Eight days later, Michael Smith died in Ramadi after a rocket-propelled grenade hit his military vehicle. He was assigned to 1st Battalion, 503rd Infantry, 2nd Infantry Division at Camp Casey, South Korea.

Smith’s death was the 36th from Strike Force since 3,600 soldiers assigned to South Korea were deployed to Iraq late last summer, according to data compiled by Stars and Stripes.

As of Thursday, a total of 1,356 servicemembers have died since the U.S.-led invasion of Iraq began in March 2003, according to the Pentagon.

Smith’s death came amid of a wave of discouraging news last week from Iraq.

Iraqi Prime Minister Ayad Allawi acknowledged for the first time that parts of Iraq would be too dangerous for voters to cast ballots, The New York Times reported.
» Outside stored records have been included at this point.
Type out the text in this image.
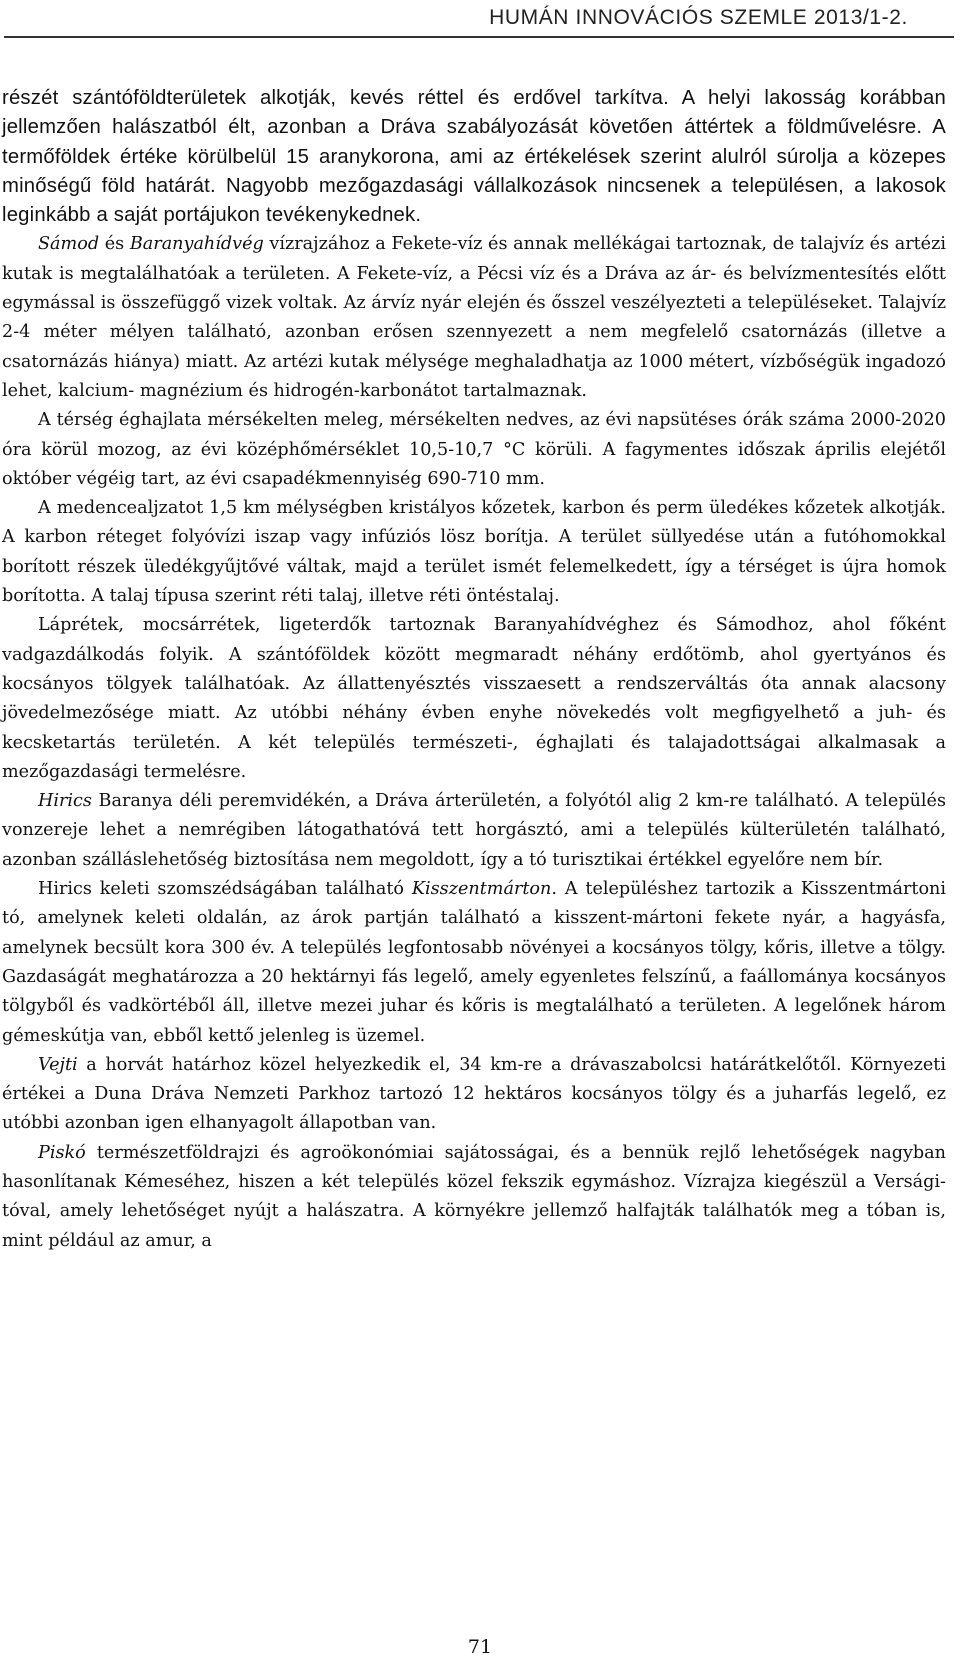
HUMÁN INNOVÁCIÓS SZEMLE 2013/1-2.

részét szántóföldterületek alkotják, kevés réttel és erdővel tarkítva. A helyi lakosság korábban jellemzően halászatból élt, azonban a Dráva szabályozását követően áttértek a földművelésre. A termőföldek értéke körülbelül 15 aranykorona, ami az értékelések szerint alulról súrolja a közepes minőségű föld határát. Nagyobb mezőgazdasági vállalkozások nincsenek a településen, a lakosok leginkább a saját portájukon tevékenykednek.

Sámod és Baranyahídvég vízrajzához a Fekete-víz és annak mellékágai tartoznak, de talajvíz és artézi kutak is megtalálhatóak a területen. A Fekete-víz, a Pécsi víz és a Dráva az ár- és belvízmentesítés előtt egymással is összefüggő vizek voltak. Az árvíz nyár elején és ősszel veszélyezteti a településeket. Talajvíz 2-4 méter mélyen található, azonban erősen szennyezett a nem megfelelő csatornázás (illetve a csatornázás hiánya) miatt. Az artézi kutak mélysége meghaladhatja az 1000 métert, vízbőségük ingadozó lehet, kalcium- magnézium és hidrogén-karbonátot tartalmaznak.

A térség éghajlata mérsékelten meleg, mérsékelten nedves, az évi napsütéses órák száma 2000-2020 óra körül mozog, az évi középhőmérséklet 10,5-10,7 °C körüli. A fagymentes időszak április elejétől október végéig tart, az évi csapadékmennyiség 690-710 mm.

A medencealjzatot 1,5 km mélységben kristályos kőzetek, karbon és perm üledékes kőzetek alkotják. A karbon réteget folyóvízi iszap vagy infúziós lösz borítja. A terület süllyedése után a futóhomokkal borított részek üledékgyűjtővé váltak, majd a terület ismét felemelkedett, így a térséget is újra homok borította. A talaj típusa szerint réti talaj, illetve réti öntéstalaj.

Láprétek, mocsárrétek, ligeterdők tartoznak Baranyahídvéghez és Sámodhoz, ahol főként vadgazdálkodás folyik. A szántóföldek között megmaradt néhány erdőtömb, ahol gyertyános és kocsányos tölgyek találhatóak. Az állattenyésztés visszaesett a rendszerváltás óta annak alacsony jövedelmezősége miatt. Az utóbbi néhány évben enyhe növekedés volt megfigyelhető a juh- és kecsketartás területén. A két település természeti-, éghajlati és talajadottságai alkalmasak a mezőgazdasági termelésre.

Hirics Baranya déli peremvidékén, a Dráva árterületén, a folyótól alig 2 km-re található. A település vonzereje lehet a nemrégiben látogathatóvá tett horgásztó, ami a település külterületén található, azonban szálláslehetőség biztosítása nem megoldott, így a tó turisztikai értékkel egyelőre nem bír.

Hirics keleti szomszédságában található Kisszentmárton. A településhez tartozik a Kisszentmártoni tó, amelynek keleti oldalán, az árok partján található a kisszent-mártoni fekete nyár, a hagyásfa, amelynek becsült kora 300 év. A település legfontosabb növényei a kocsányos tölgy, kőris, illetve a tölgy. Gazdaságát meghatározza a 20 hektárnyi fás legelő, amely egyenletes felszínű, a faállománya kocsányos tölgyből és vadkörtéből áll, illetve mezei juhar és kőris is megtalálható a területen. A legelőnek három gémeskútja van, ebből kettő jelenleg is üzemel.

Vejti a horvát határhoz közel helyezkedik el, 34 km-re a drávaszabolcsi határátkelőtől. Környezeti értékei a Duna Dráva Nemzeti Parkhoz tartozó 12 hektáros kocsányos tölgy és a juharfás legelő, ez utóbbi azonban igen elhanyagolt állapotban van.

Piskó természetföldrajzi és agroökonómiai sajátosságai, és a bennük rejlő lehetőségek nagyban hasonlítanak Kémeséhez, hiszen a két település közel fekszik egymáshoz. Vízrajza kiegészül a Versági-tóval, amely lehetőséget nyújt a halászatra. A környékre jellemző halfajták találhatók meg a tóban is, mint például az amur, a

71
A car bomb Thursday north of Baghdad killed three and wounded 13. Also on Thursday, an aide to a top Shiite leader was gunned down, apparently targeted for his role in promoting the national elections scheduled for Jan. 30.

In the past few days, many in Washington and in Iraq, including the commander of American ground forces there, Lt. Gen. Thomas F. Metz, have said parts of the country are not safe enough to hold the elections. They fear more violence from insurgents, rebels who military officials suspect are Sunni Muslims, a minority faction in power during Saddam Hussein’s reign.

In Coatesville, Pa., last week, James Smith remembered his last conversation with his son.

“He told me that he loved me and ‘happy birthday’ and things were going well,” Smith, 63, told The Inquirer.

The father told the paper that his son was a high-school dropout and had joined the military because “it was important that we be there and help these people. He was all about helping and doing what he could to help liberate these people, politics aside.”